Link LDP

Hello adjacency is brought up using link Hello packet with source IP address set to the interface borrowed IP address and a destination IP address set to 224.0.0.2.

As a consequence of (1), Hello packets with the same source IP address should be accepted when received over parallel unnumbered interfaces from the same peer LSR-ID. The corresponding Hello adjacencies would be associated with a single LDP session.

The transport address for the TCP connection, which is encoded in the Hello packet, is always set to the LSR-ID of the node regardless if the user enabled the interface option under config>router>ldp>if-params>if>ipv4>transport-address.
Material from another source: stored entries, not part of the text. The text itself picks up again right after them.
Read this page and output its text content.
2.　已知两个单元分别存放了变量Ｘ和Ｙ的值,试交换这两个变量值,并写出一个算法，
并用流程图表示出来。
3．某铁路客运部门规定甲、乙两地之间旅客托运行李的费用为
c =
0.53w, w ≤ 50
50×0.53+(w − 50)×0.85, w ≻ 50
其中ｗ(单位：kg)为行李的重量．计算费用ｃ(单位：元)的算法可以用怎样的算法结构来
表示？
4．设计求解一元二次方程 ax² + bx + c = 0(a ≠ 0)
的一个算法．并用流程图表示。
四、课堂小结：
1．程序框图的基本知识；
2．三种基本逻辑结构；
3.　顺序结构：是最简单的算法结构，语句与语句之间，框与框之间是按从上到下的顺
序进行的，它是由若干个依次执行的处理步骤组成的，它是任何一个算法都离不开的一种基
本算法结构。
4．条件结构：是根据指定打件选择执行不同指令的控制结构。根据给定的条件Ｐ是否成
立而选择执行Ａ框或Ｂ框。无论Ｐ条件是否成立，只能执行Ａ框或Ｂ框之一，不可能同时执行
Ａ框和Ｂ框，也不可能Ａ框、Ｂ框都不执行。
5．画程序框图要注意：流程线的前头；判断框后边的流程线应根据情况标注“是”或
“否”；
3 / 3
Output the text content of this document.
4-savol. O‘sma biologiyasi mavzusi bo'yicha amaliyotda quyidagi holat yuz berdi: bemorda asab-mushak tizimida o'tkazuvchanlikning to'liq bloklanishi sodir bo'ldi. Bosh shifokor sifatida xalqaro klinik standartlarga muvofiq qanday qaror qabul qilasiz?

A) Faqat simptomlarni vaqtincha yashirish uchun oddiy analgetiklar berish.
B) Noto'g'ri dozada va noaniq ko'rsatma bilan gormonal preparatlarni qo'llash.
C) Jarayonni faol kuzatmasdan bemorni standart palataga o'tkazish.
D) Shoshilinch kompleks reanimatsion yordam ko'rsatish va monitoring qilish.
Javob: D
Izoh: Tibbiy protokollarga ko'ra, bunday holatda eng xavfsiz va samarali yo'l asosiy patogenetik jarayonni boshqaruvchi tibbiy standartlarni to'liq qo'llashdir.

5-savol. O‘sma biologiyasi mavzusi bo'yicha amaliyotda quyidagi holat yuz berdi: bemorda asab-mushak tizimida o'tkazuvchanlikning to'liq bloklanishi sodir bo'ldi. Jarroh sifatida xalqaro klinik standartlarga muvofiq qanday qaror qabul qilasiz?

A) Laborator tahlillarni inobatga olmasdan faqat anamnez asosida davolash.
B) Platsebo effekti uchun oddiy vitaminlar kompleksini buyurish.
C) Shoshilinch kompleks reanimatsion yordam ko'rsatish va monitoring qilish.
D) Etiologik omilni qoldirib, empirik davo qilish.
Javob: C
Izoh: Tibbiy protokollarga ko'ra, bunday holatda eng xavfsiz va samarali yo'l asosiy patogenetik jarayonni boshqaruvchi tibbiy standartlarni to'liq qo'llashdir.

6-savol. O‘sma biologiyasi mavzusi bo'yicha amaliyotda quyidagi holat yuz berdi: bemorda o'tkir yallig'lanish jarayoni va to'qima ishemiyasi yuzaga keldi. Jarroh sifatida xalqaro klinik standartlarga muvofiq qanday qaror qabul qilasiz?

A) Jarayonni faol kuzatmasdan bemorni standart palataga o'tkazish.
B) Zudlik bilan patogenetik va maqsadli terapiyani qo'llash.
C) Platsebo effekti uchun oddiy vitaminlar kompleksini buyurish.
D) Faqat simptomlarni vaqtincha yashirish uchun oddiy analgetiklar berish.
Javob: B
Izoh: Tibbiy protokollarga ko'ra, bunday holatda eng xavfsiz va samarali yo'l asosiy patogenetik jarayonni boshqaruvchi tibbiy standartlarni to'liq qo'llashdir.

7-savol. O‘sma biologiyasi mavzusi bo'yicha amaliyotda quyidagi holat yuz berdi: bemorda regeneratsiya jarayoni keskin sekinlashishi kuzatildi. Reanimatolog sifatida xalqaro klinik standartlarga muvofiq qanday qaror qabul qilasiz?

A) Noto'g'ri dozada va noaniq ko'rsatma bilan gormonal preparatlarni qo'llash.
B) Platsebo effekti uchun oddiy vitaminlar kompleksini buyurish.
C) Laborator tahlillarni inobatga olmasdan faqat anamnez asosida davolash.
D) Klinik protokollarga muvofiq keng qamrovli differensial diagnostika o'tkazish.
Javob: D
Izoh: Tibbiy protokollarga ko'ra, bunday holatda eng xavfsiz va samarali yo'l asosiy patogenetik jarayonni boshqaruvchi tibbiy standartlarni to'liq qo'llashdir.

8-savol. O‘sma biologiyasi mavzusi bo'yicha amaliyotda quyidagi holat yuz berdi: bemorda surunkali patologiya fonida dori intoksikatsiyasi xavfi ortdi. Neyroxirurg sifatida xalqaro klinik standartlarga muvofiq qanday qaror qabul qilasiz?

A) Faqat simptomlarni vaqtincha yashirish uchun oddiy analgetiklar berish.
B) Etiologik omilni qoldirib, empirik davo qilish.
The user can configure the local-lsr-id option on the interface and change the value of the LSR-ID to either the local interface or to some other interface name, loopback or not, numbered or not. If the local interface is selected or the provided interface name corresponds to an unnumbered IP interface, the unnumbered interface borrowed IP address is used as the LSR-ID. In all cases, the transport address for the LDP session is updated to the new LSR-ID value but the link Hello packets continue to use the interface borrowed IP address as the source IP address.

The LSR with the highest transport address, that is, LSR-ID in this case, bootstraps the TCP connection and LDP session.

Source and destination IP addresses of LDP packets are the transport addresses, that is, LDP LSR-IDs of systems A and B in this case.